Only a few words can make the difference between life and death in health care—a couple of words that compared how long Jack's HMO kept its patients waiting for a kidney transplant versus other insurers for patients with similar levels of illness in the same region. This information would have quickly identified his HMO's problems in managing its kidney transplant service. It is highly unlikely that Jack would have remained with the HMO if these data were regularly published and widely disseminated. These few words would have kept Jack Morgan alive.

Would Jack have read the information? Like the millions of Americans who access selected Internet sites, watch narrow niche TV like the Food Network, and read special-topic magazines and newspapers, Jack was an eager user of information that he found helpful. We know, for example, that to improve as a chef, he even taught himself French. To excel in his occupation, Jack continued to seek information on new cooking techniques, ingredients, and models of restaurant management. But he lacked the information about the quality of his health care provider that would have kept him alive.

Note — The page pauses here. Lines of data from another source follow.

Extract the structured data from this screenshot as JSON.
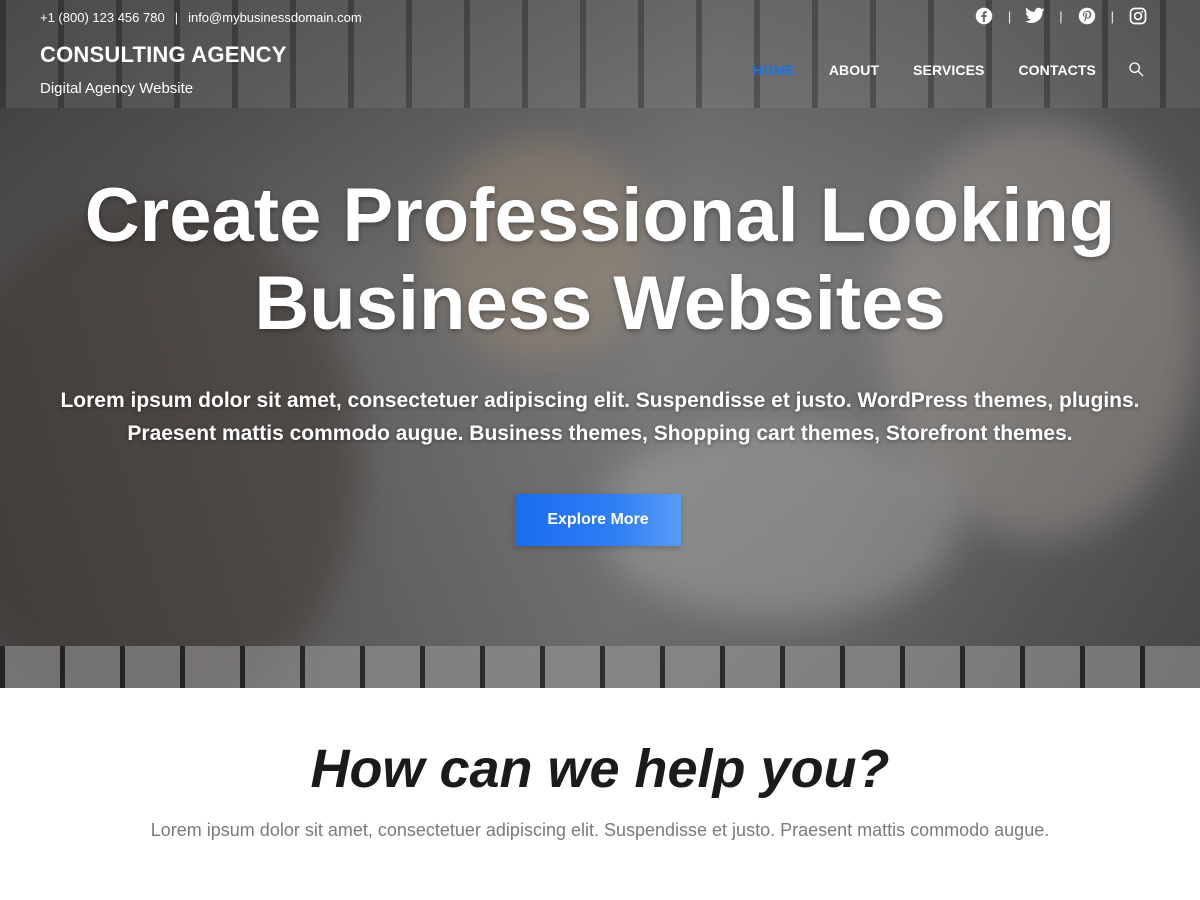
{
  "topbar": {
    "phone": "+1 (800) 123 456 780",
    "separator": "|",
    "email": "info@mybusinessdomain.com"
  },
  "social": {
    "divider": "|",
    "icons": [
      "facebook-icon",
      "twitter-icon",
      "pinterest-icon",
      "instagram-icon"
    ]
  },
  "brand": {
    "title": "CONSULTING AGENCY",
    "tagline": "Digital Agency Website"
  },
  "nav": {
    "items": [
      {
        "label": "HOME",
        "active": true
      },
      {
        "label": "ABOUT",
        "active": false
      },
      {
        "label": "SERVICES",
        "active": false
      },
      {
        "label": "CONTACTS",
        "active": false
      }
    ],
    "search_icon": "search-icon"
  },
  "hero": {
    "title_line1": "Create Professional Looking",
    "title_line2": "Business Websites",
    "subtitle_line1": "Lorem ipsum dolor sit amet, consectetuer adipiscing elit. Suspendisse et justo. WordPress themes, plugins.",
    "subtitle_line2": "Praesent mattis commodo augue. Business themes, Shopping cart themes, Storefront themes.",
    "cta_label": "Explore More"
  },
  "help": {
    "title": "How can we help you?",
    "text": "Lorem ipsum dolor sit amet, consectetuer adipiscing elit. Suspendisse et justo. Praesent mattis commodo augue."
  },
  "colors": {
    "accent": "#1a73e8",
    "cta": "#2f7ef5",
    "heading": "#1b1b1b",
    "muted_text": "#7a7a7a"
  }
}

To avoid Jack's fate, U.S. health care consumers must have the information that will enable them to shop intelligently for providers and treatment. They need and want it, and they have shown they will use it when it's available.95 By requiring the disclosure of audited financial information and its dissemination, the U.S. government's SEC has succeeded in providing such information to investors: our financial markets are lauded for their transparency and efficiency. The SEC's essential organizational characteristics—independence, focus on outcomes, reliance on private-sector analysts and auditors—should be replicated in a new government agency that will give newly empowered health care consumers the information they need.